Edustories
Getting started

How Edustories works with your data

A plain-language explanation of how Edustories turns your stories into structured case reports, where AI helps, and what stays public or private.

Verified June 23, 2026

This page explains, in everyday terms, how Edustories works and what happens with the things you share. Edustories is run by Masaryk University, which is the data controller for your personal information.

You start with an account

To use the platform, you create an account with your email and a password and complete a short profile (your profession, years of experience, name, and country). After that you can browse the library, write case reports, and use the other tools. See Creating an account for the details.

A case report is a structured, anonymized story

The heart of Edustories is the case report — a real situation involving challenging student behaviour, written down along with the solution that was tried and its outcome. Two things make case reports useful:

  • They are structured — instead of one long block of text, the story is organised into clear fields (such as a summary, background, description, and solution) so it's easy to read and compare.
  • They are anonymized — you are responsible for removing identifying details before submitting. Never include student names, school names, or anything that could identify a real person.

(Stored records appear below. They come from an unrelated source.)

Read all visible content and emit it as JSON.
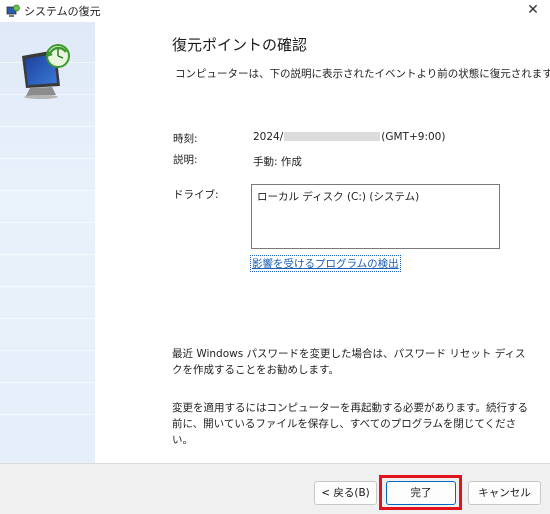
{
  "window": {
    "title": "システムの復元"
  },
  "page": {
    "heading": "復元ポイントの確認",
    "intro": "コンピューターは、下の説明に表示されたイベントより前の状態に復元されます。",
    "time_label": "時刻:",
    "time_prefix": "2024/",
    "time_suffix": "(GMT+9:00)",
    "desc_label": "説明:",
    "desc_value": "手動: 作成",
    "drive_label": "ドライブ:",
    "drives": [
      "ローカル ディスク (C:) (システム)"
    ],
    "link": "影響を受けるプログラムの検出",
    "note_password": "最近 Windows パスワードを変更した場合は、パスワード リセット ディスクを作成することをお勧めします。",
    "note_restart": "変更を適用するにはコンピューターを再起動する必要があります。続行する前に、開いているファイルを保存し、すべてのプログラムを閉じてください。"
  },
  "buttons": {
    "back": "< 戻る(B)",
    "finish": "完了",
    "cancel": "キャンセル"
  },
  "colors": {
    "accent": "#0067c0",
    "highlight": "#e0131f",
    "link": "#1a5fb4",
    "sidebar": "#e3ecf8"
  }
}
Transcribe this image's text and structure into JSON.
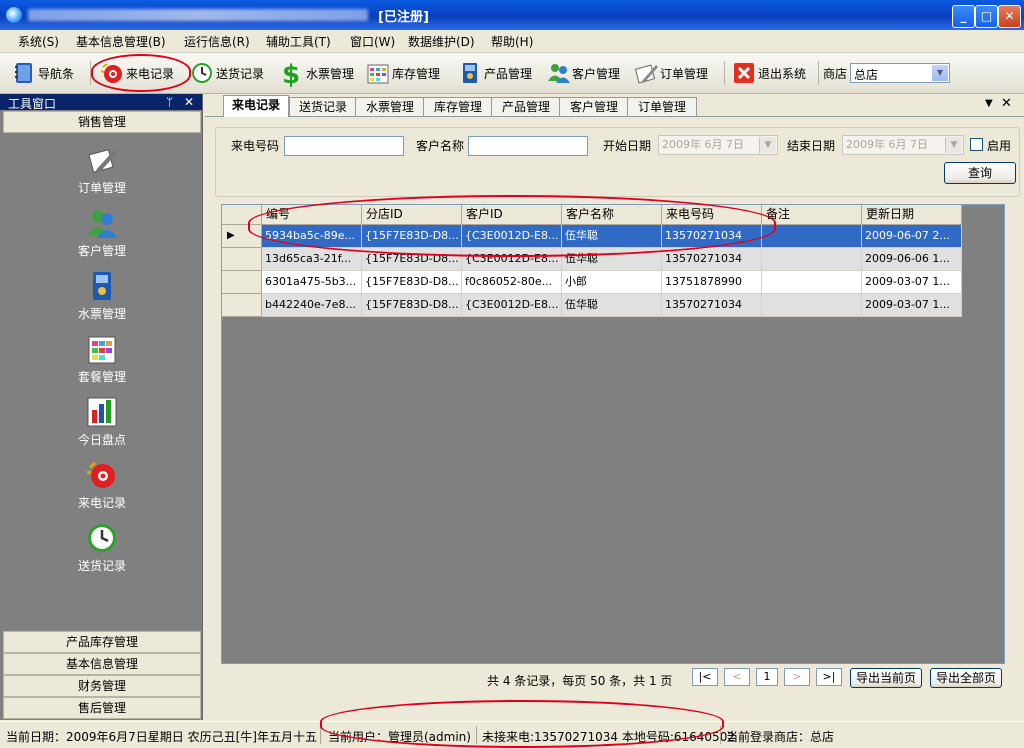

Always write case reports without identifying details. Submit only de-identified text — no student or school names, and nothing that could reveal who is involved.

Where the AI helps

Edustories uses AI (large language models) to take the heavy lifting out of writing and finding cases. In plain terms, the AI can:

  • Transcribe your voice — if you record or upload audio, it is turned into text for you.
  • Extract and structure your text — it reads your story and sorts the relevant information into the case-report fields.
  • Suggest solutions — it offers solution ideas drawing on established pedagogical approaches.
  • Translate between Czech and English — so your case is available in both languages and the library is usable either way.
  • Find similar cases by meaning — it can surface other reports that resemble yours in substance, not just by matching words.

The material you submit is processed by AI in pseudonymized or anonymized form. This is another reason to keep identifying details out of your text.

What's public and what's private

Public (shared)Private (only you)
Case reports you publishYour drafts and unpublished cases
The searchable shared libraryCases you save for later
Your authorship as shown on a published case (anonymous unless you choose to show your name)Your personal tags
Your account details and password

You choose whether each case report is Published (visible to everyone) or kept Private. There is no public per-user profile page, so other people don't browse your account — what they can see is limited to the case reports you publish.

Review, accountability, and your rights

  • The Edustories team may review case reports as part of running the library.
  • Every change-making action on the platform is recorded in an internal audit log for accountability.
  • Masaryk University is the data controller, your data is stored on its servers and accessible only to project members, and you have rights to access, correct, and request deletion of your data.

For more on data handling, anonymity, and your rights, see Privacy and your data.